While hundreds of apps and online distance learning systems are available for most students, there are much fewer choices for students with disabilities, especially those who are blind or have low vision. ObjectiveEd is working to ensure that these students have the same educational opportunities and programs as their peers without disabilities.

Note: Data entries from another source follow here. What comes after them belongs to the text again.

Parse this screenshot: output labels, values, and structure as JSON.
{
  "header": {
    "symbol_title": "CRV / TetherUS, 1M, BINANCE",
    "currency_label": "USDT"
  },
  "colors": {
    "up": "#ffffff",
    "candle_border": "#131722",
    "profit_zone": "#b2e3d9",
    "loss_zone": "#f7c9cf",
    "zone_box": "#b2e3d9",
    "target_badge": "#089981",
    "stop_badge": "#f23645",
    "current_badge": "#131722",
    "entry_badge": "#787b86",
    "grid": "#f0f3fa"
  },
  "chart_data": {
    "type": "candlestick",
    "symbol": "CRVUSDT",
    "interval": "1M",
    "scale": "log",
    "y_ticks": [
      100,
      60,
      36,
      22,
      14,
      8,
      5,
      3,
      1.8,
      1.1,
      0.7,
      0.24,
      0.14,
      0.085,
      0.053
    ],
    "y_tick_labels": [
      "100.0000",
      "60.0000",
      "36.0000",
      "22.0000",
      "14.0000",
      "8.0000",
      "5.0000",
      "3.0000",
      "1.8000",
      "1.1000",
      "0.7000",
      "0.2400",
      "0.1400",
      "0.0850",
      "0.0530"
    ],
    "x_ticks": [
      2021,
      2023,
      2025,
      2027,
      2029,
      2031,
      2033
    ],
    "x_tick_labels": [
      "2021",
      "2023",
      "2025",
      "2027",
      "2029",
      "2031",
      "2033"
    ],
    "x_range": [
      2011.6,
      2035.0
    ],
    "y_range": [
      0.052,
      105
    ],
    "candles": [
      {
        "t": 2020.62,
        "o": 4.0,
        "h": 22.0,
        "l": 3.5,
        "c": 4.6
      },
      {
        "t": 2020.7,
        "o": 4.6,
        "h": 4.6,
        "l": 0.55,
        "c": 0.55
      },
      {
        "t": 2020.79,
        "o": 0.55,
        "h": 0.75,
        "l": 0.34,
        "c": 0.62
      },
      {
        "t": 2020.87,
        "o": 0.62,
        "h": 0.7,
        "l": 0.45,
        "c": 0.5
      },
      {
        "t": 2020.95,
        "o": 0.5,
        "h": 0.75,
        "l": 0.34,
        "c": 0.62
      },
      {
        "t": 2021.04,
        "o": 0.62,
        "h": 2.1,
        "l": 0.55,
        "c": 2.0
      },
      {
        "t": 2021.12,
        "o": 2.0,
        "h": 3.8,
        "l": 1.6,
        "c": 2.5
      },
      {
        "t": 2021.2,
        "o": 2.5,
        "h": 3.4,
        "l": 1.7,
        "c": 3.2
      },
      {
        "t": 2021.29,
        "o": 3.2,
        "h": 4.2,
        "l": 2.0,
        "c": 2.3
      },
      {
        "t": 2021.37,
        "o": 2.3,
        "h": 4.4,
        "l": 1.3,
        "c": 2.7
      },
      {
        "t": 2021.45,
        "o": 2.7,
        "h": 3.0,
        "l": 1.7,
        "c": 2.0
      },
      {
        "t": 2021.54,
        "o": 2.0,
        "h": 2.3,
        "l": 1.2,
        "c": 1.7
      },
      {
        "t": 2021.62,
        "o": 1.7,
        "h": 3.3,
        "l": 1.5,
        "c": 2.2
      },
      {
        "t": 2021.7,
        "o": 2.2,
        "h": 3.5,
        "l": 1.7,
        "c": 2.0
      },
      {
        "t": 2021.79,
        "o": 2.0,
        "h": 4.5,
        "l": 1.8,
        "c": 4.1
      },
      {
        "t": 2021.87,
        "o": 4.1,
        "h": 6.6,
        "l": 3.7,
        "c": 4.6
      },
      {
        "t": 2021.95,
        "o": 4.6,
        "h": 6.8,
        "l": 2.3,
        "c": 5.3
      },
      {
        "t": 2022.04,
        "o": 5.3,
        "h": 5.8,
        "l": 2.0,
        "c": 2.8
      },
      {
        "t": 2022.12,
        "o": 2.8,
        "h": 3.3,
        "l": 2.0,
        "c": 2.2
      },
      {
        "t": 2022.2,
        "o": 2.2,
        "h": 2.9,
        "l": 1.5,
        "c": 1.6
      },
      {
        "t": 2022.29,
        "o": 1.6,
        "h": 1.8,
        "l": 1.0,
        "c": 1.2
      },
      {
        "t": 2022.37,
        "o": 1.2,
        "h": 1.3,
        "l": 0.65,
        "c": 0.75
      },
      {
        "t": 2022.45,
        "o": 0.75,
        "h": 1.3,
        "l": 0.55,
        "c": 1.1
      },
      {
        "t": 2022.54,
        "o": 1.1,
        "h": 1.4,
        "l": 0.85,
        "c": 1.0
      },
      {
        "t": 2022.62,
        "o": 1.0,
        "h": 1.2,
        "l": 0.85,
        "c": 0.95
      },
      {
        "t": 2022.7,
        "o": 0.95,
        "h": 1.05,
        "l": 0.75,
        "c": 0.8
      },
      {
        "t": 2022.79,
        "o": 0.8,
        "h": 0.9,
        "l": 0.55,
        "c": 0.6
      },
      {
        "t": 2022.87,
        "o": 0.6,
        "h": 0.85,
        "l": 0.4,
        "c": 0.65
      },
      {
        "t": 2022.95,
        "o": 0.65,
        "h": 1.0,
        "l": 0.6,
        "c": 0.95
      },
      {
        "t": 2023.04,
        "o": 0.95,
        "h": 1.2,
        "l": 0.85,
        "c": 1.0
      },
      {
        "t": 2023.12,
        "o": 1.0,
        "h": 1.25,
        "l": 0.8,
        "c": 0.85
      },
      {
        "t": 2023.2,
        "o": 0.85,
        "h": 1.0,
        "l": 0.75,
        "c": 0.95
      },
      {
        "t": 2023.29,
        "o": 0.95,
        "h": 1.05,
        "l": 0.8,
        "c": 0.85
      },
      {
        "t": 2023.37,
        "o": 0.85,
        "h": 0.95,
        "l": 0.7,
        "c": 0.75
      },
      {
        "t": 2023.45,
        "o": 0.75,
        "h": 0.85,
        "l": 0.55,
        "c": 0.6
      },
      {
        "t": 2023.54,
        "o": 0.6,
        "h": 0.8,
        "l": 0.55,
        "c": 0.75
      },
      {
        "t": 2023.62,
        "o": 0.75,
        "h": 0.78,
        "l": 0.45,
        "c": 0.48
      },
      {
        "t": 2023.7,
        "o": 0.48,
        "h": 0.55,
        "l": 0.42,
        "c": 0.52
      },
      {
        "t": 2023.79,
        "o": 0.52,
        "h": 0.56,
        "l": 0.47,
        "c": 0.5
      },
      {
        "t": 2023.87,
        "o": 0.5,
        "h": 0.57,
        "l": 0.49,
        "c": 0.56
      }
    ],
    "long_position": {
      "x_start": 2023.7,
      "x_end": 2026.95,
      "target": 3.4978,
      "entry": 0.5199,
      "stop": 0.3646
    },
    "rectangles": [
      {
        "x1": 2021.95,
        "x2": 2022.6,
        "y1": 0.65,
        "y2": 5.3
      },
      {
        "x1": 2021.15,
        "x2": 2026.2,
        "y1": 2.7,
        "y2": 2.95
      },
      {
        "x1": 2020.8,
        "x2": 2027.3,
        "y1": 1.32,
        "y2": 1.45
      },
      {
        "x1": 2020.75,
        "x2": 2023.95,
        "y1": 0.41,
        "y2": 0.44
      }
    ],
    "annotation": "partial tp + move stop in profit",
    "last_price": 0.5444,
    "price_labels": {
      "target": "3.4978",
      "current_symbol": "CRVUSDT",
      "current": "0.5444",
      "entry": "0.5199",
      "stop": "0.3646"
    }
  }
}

According to Kim Charlson, Executive Director of the Perkins Library and former chair of the American Council of the Blind, “Braille AI Tutor is a great way for students to continue their braille literacy when they cannot meet face to face with their braille instructor.”

“Braille is essential to developing literacy and it levels the playing field; it allows students who are blind or visually impaired learn at the same pace as their sighted peers, so there are no limits on their potential,” said Dr. Kirk Adams, president and CEO of the American Foundation for the Blind (AFB). “With the Braille AI Tutor, ObjectiveEd has created an inventive, creative solution for students to continue learning this invaluable skill in a distance learning environment as a result of these unprecedented times.”

Marty Schultz, president of ObjectiveEd, noted that “Kirk and the AFB were instrumental in facilitating the relationship between Microsoft and ObjectiveEd”.

To use Braille AI Tutor, a teacher uses the ObjectiveEd web-dashboard to create a lesson, such as a short story.  Braille AI Tutor sends one sentence at a time to a refreshable braille display, and the student speaks the sentence as she reads it.  Using Microsoft AI Speech Recognition, the child’s speech is converted into text, and Braille AI Tutor compares the original sentence to the text.  If the speech and the text are the same, then the student has decoded and spoke the words correctly, and scores points in a Treasure Hunt game.  Braille AI Tutor is compatible with Freedom Scientific and HIMS refreshable braille displays.

“It’s never been more important to lean on technology to bridge learning gaps, and we’re thrilled with how ObjectiveEd is using Azure tools to ensure braille education is available to students from the safety of their homes,” said Mary Bellard, Microsoft’s AI for Accessibility program lead.

ObjectiveEd’s distance learning system is free for the remainder of the 2019/2020 school year for schools, and the digital curriculum includes Orientation and Mobility skills, Assistive Technology skills and Braille literacy skills.